Ketika SMP saya tidak sengaja membaca sebuah buku kumpulan puisi di perpustakaan. Saya hanya penasaran karena bukunya terlihat aneh lalu saya baca dan ternyata itu kumpulan puisi. Dan bingo. I felt something while reading them. Sesuatu seperti, anda merasa berada di sebuah suasana yang anda ciptakan sendiri, anda nikmati dan anda akhiri sendiri. Apakah ceritanya berlanjut? apakah kemudian dari situ saya mulai menulis puisi? no! Faktanya adalah saya tidak ingat apakah saya pernah benar-benar menulis puisi ketika SMP dan tidak ada puisi SMP saya yang hidup di pikiran saya sekarang kecuali satu, sebuah puisi tentang sungai yang menjadi akar kehidupan masyarakan di sebuah tempat yang cukup jauh dari rumah saya namun masih di kota yang sama. Ketika itu saya mengendarai sepeda dan tanpa ada rencana, hanya menggerakkan pedal dan kemudi sesuka hati, sampai akhirnya tiba di tempat itu.
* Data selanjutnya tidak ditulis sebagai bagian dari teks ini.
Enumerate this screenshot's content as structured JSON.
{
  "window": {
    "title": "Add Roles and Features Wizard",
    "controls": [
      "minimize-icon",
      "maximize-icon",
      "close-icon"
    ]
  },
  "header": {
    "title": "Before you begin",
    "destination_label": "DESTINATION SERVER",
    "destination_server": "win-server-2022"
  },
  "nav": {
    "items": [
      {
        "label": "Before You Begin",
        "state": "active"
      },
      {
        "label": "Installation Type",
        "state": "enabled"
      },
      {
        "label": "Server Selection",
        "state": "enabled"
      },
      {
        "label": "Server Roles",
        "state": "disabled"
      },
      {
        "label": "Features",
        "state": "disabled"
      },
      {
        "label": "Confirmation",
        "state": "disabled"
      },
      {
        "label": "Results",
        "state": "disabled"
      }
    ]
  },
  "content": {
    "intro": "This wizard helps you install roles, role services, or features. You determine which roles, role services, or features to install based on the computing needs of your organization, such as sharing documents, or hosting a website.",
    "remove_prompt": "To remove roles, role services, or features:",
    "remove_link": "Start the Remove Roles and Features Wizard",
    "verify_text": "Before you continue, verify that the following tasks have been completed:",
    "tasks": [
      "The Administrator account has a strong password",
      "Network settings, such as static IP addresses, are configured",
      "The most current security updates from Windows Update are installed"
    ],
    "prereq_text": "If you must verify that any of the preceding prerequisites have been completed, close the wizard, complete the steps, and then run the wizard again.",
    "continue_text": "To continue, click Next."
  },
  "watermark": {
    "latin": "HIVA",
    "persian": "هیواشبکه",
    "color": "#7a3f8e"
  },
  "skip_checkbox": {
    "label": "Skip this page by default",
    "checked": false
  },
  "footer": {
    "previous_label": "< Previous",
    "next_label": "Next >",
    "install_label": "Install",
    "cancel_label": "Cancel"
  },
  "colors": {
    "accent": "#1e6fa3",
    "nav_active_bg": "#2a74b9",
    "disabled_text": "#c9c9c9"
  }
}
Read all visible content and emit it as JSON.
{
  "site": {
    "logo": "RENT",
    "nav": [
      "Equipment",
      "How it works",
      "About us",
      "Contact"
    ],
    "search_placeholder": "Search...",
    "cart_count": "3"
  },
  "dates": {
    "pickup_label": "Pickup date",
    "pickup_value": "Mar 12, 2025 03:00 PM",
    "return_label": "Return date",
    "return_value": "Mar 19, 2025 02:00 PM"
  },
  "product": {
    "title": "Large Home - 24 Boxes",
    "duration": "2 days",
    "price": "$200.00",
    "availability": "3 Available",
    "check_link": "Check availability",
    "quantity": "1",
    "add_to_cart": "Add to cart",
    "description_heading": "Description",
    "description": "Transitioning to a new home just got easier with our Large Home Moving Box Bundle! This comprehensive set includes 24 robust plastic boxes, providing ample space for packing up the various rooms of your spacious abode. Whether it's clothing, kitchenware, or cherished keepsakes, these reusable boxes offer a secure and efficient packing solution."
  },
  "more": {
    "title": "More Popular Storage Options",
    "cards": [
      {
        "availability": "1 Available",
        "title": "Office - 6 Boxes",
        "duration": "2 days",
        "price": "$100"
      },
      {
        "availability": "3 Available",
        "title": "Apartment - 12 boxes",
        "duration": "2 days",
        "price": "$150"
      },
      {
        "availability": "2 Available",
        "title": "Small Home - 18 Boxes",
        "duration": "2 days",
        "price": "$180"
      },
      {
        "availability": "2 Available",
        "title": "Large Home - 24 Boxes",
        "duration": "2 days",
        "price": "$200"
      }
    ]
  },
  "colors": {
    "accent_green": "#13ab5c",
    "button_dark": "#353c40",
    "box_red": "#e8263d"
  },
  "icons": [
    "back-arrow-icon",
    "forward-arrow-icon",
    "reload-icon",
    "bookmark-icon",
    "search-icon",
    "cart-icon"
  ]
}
Jika dihitung jaraknya dari rumah sekitar 21 kilometer.
Ketika SMA? Inilah waktu ketika saya mulai berani meninggalkan kelas untuk sesuatu yang memang benar-benar saya ingin untuk lakukan. Sebuah waktu transformasi yang sangat menakjubkan yang bahkan saya tidak percaya saya dapat berpikir seperti itu ketika SMA. Begitu banyak pergulatan, refleksi, dan keberanian yang terjadi. Begitu banyak puisi yang saya tulis. Namun hanya beberapa yang masih hidup di dalam kepala saya sekarang. Sisanya? sebagian besar saya tinggalkan di lembar-lembar soal ujian semester, dan sebagian lagi saya bakar ketika saya merasa, waktunya sudah habis untuk ini. Saya biarkan pikiran saya melepas mereka. Meninggalkannya sendirian dengan nasib mereka sendiri. Dan hanya membawa beberapa puisi yang saya pikir akan saya perlukan untuk menjalani kehidupan selanjutnya.
Sudah sekitar satu tahun saya tidak menulis puisi yang hidup. Beberapa puisi yang saya tulis hanya sebuah latihan merangkai kata-kata dan nada, saya tidak merasa ada yang hidup di sana. Ya, selama satu tahun ini. Bukan karena saya tidak berfikir dan merasa semua hal berjalan dengan baik di dunia ini. Namun karena puisi-puisi SMA saya yang masih hidup, mereka seperti perlahan-lahan berubah, seperti ada editor yang secara otomatis merawat mereka, dan saya menikmatinya. And i don't think to write a poetry anymore. Mungkin sampai saat dimana saya merasa, waktunya sudah habis untuk ini.